/WMSA-dataset

Dataset using in WMSA

Primary LanguageShell

Real datasets

Human mitochondrial genomes

Files in mt folder is composed of 672 sequences with the longest length of 16,578 bp and the shortest length of 16,556 bp, which is highly similar to each other (>99%), which named mt1x in mt folder. The duplicated dataset, which was duplicated 20, 50 and 100 times to test the performance of WMSA on larger scale data. The duplicated mtDNA datasets are named mt20x, mt50x and mt100x in mt folder.

# download
git clone https://github.com/malabz/WMSA-dataset.git

cd mt

# decompress mt1x file for example
unzip mt1x.zip

Respiratory syndrome coronavirus 2 genomes

Respiratory syndrome coronavirus 2 (SARS‑CoV‑2) is an RNA virus, which causes coronavirus disease 2019 and is responsible for the COVID-19 pandemic. Its sequences are all recorded in the form of DNA for the convenience of sequencing and recording. SARS-CoV-2 genomes in high quality (without ambiguous nucleotides) were download from GISAID website (https://www.gisaid.org, updated on October 12, 2020).

Files in SARS-COV-2 folder contains three files: Complete156 has 156 sequences with the longest length of 29,857 bp and the shortest length of 29,409 bp, which is highly similar to each other (>99%); Complete24t has 24,310 sequences with the longest length of 29,919 bp and the shortest length of 29,146, which is highly similar to each other (>99%).
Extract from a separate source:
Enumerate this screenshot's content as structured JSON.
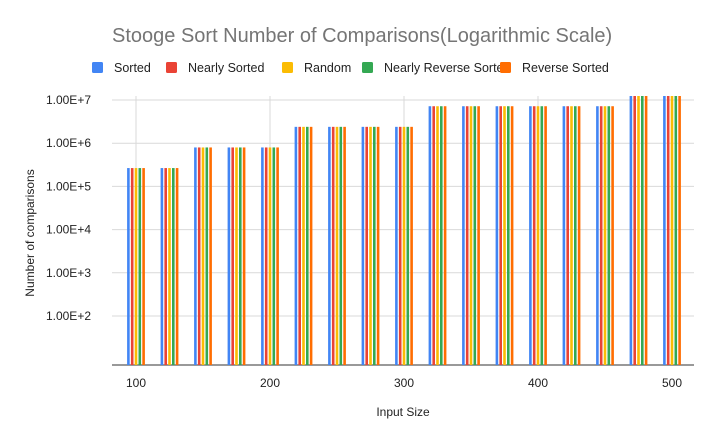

Mix1t has 1,020 sequences with the longest length of 29,981 bp and the shortest length of 64 bp, which is not highly similar to each other.

(Updated in 2022-08-15) Complete156_remove_12_22 has 156 sequences, which remove the first 12 sites and last 22 sites by COVID-Align.

# downlaod
git clone https://github.com/malabz/WMSA-dataset.git

cd SARS-COV-2

# decompress Complete156 file for example
unzip Complete156.zip

Benchmark from www.drive5.com/bench

bench.tar.gz is a collection of protein sequence alignment benchmarks including BALIBASE v3, PREFAB v4, OXBENCH, and SABRE. These have been converted to a standard FASTA format that is convenient for further analysis.

# download
wget http://www.drive5.com/bench/bench.tar.gz

See README.md in benchmark folder to get more information.